1. Platon / Sokrates gegen die Schrift (ca. 370 v. Chr.)

Quelle: Phaidros

Kritik:
Schrift zerstöre das Gedächtnis
Sie erzeuge nur den Schein von Wissen
Geschriebenes könne nicht antworten oder sich verteidigen
Kernargument:
Erkenntnis müsse dialogisch und lebendig sein; externalisierte Speicherung führe zu geistiger Trägheit.
Ironie:
Wir kennen diese Kritik ausschließlich, weil Platon sie aufgeschrieben hat.

2. Mittelalterliche Geistlichkeit gegen den Buchdruck (15. Jh.)

Innovation: Gutenbergs Druckpresse
Kritik:
Verlust der Deutungshoheit
Häresien verbreiten sich unkontrolliert
„Ungebildete“ könnten Texte missverstehen
Kernargument:
Wissen ohne institutionelle Kontrolle gefährdet Ordnung und Wahrheit.
Folge:
Reformation, Aufklärung, Alphabetisierung.

3. Renaissance-Humanisten gegen den „Zahlenwahn“

Innovation: Mathematik, Statistik, frühe Naturwissenschaft
Kritik:
Reduktion der Welt auf Quantifizierbares
Verlust von Sinn, Qualität, Moral
Kernargument:
Zahlen töten Bedeutung; der Mensch werde zum Objekt.
(Argumente, die heute nahezu wortgleich gegen Algorithmen verwendet werden.)

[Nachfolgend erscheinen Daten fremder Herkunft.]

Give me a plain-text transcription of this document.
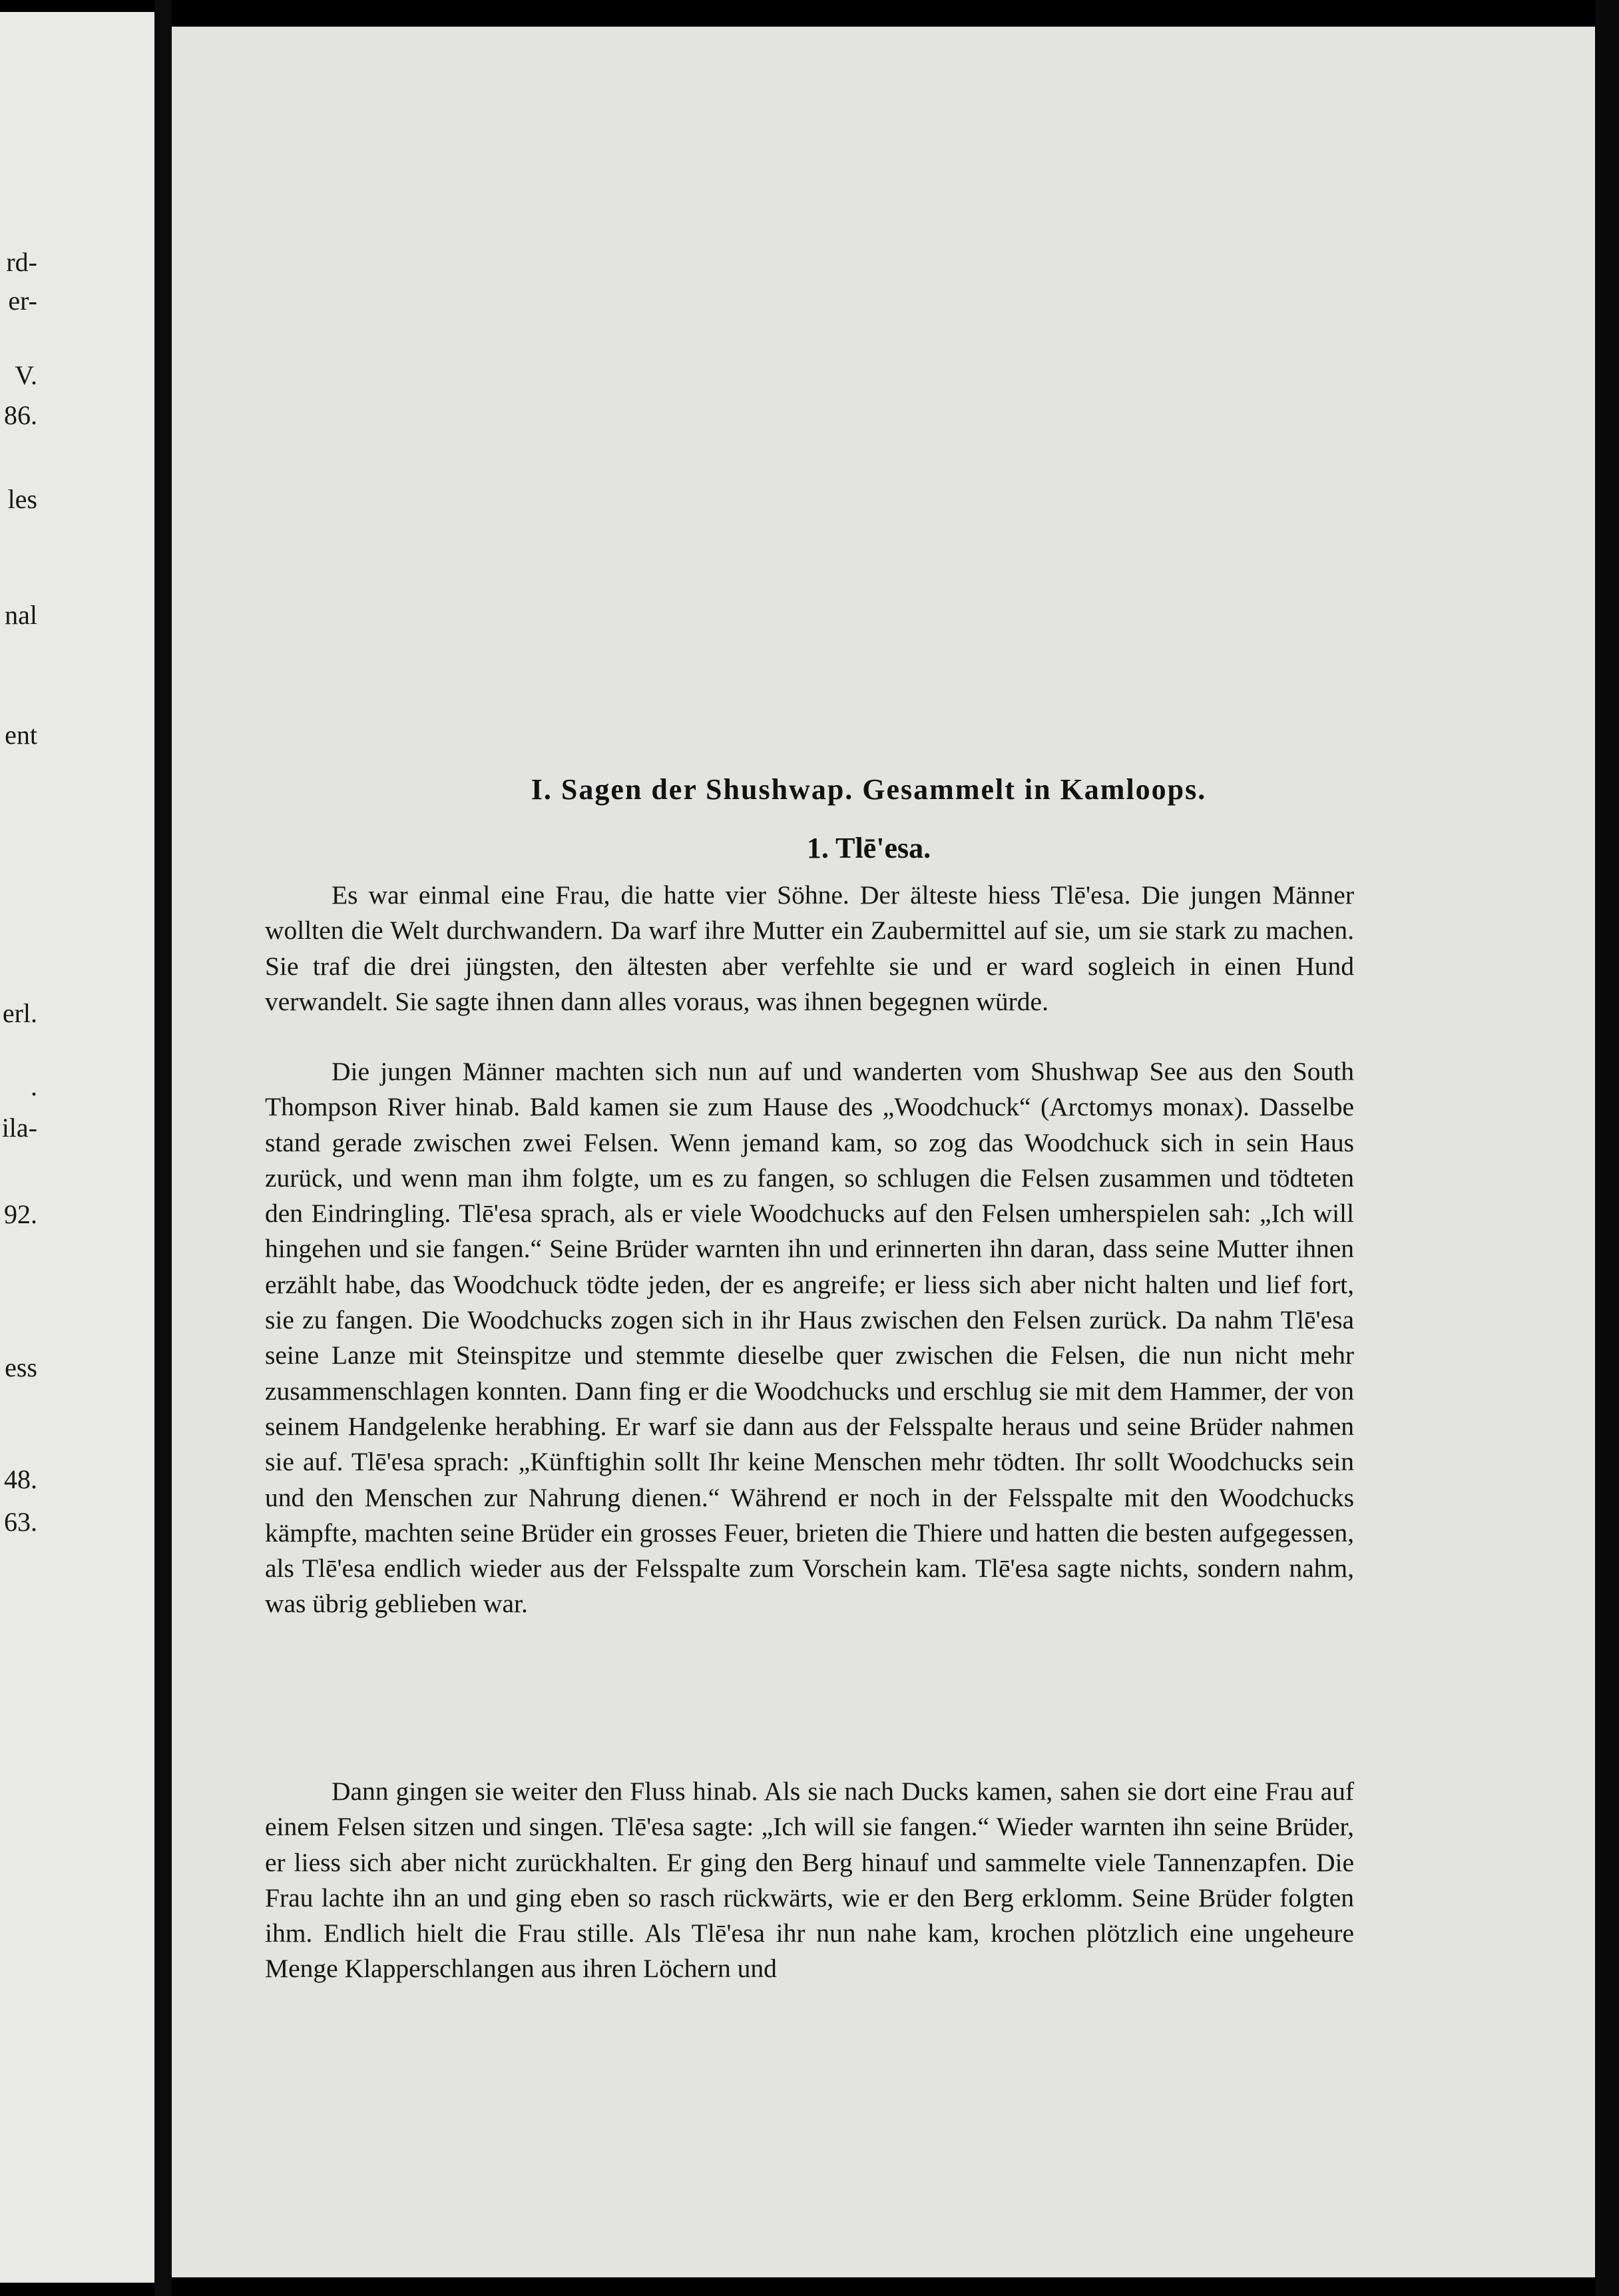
rd-

er-

V.

86.

les

nal

ent

erl.

.

ila-

92.

ess

48.

63.

I. Sagen der Shushwap. Gesammelt in Kamloops.
1. Tlē'esa.

Es war einmal eine Frau, die hatte vier Söhne. Der älteste hiess Tlē'esa. Die jungen Männer wollten die Welt durchwandern. Da warf ihre Mutter ein Zaubermittel auf sie, um sie stark zu machen. Sie traf die drei jüngsten, den ältesten aber verfehlte sie und er ward sogleich in einen Hund verwandelt. Sie sagte ihnen dann alles voraus, was ihnen begegnen würde.

Die jungen Männer machten sich nun auf und wanderten vom Shushwap See aus den South Thompson River hinab. Bald kamen sie zum Hause des „Woodchuck“ (Arctomys monax). Dasselbe stand gerade zwischen zwei Felsen. Wenn jemand kam, so zog das Woodchuck sich in sein Haus zurück, und wenn man ihm folgte, um es zu fangen, so schlugen die Felsen zusammen und tödteten den Eindringling. Tlē'esa sprach, als er viele Woodchucks auf den Felsen umherspielen sah: „Ich will hingehen und sie fangen.“ Seine Brüder warnten ihn und erinnerten ihn daran, dass seine Mutter ihnen erzählt habe, das Woodchuck tödte jeden, der es angreife; er liess sich aber nicht halten und lief fort, sie zu fangen. Die Woodchucks zogen sich in ihr Haus zwischen den Felsen zurück. Da nahm Tlē'esa seine Lanze mit Steinspitze und stemmte dieselbe quer zwischen die Felsen, die nun nicht mehr zusammenschlagen konnten. Dann fing er die Woodchucks und erschlug sie mit dem Hammer, der von seinem Handgelenke herabhing. Er warf sie dann aus der Felsspalte heraus und seine Brüder nahmen sie auf. Tlē'esa sprach: „Künftighin sollt Ihr keine Menschen mehr tödten. Ihr sollt Woodchucks sein und den Menschen zur Nahrung dienen.“ Während er noch in der Felsspalte mit den Woodchucks kämpfte, machten seine Brüder ein grosses Feuer, brieten die Thiere und hatten die besten aufgegessen, als Tlē'esa endlich wieder aus der Felsspalte zum Vorschein kam. Tlē'esa sagte nichts, sondern nahm, was übrig geblieben war.

Dann gingen sie weiter den Fluss hinab. Als sie nach Ducks kamen, sahen sie dort eine Frau auf einem Felsen sitzen und singen. Tlē'esa sagte: „Ich will sie fangen.“ Wieder warnten ihn seine Brüder, er liess sich aber nicht zurückhalten. Er ging den Berg hinauf und sammelte viele Tannenzapfen. Die Frau lachte ihn an und ging eben so rasch rückwärts, wie er den Berg erklomm. Seine Brüder folgten ihm. Endlich hielt die Frau stille. Als Tlē'esa ihr nun nahe kam, krochen plötzlich eine ungeheure Menge Klapperschlangen aus ihren Löchern und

4. Rousseau gegen Wissenschaft und Fortschritt (18. Jh.)

Quelle: Discours sur les sciences et les arts
Kritik:
Wissenschaft mache den Menschen nicht besser, sondern eitel
Fortschritt zerstöre natürliche Tugend
Kernargument:
Zivilisation entfremdet den Menschen von sich selbst.
Wichtig:
Kein Technikverweigerer – sondern Kulturkritiker. Wird heute oft verkürzt zitiert.

5. Romantik gegen Industrialisierung (19. Jh.)

Innovation: Maschinen, Fabriken, Urbanisierung
Kritik:
Entzauberung der Welt
Verlust von Ganzheit, Natur, Seele
Kernargument:
Mechanisierung vernichtet das Organische.
Langzeitwirkung:
Dieses Denken prägt bis heute Technikdebatten emotional.

6. Zeitungen & Romane als „Verderber der Jugend“ (18.–19. Jh.)

Innovation: Massenmedien, Unterhaltungsliteratur
Kritik:
Reizüberflutung
Realitätsflucht
Moralischer Verfall
Kernargument:
Passiver Konsum schwächt Charakter und Urteilsfähigkeit.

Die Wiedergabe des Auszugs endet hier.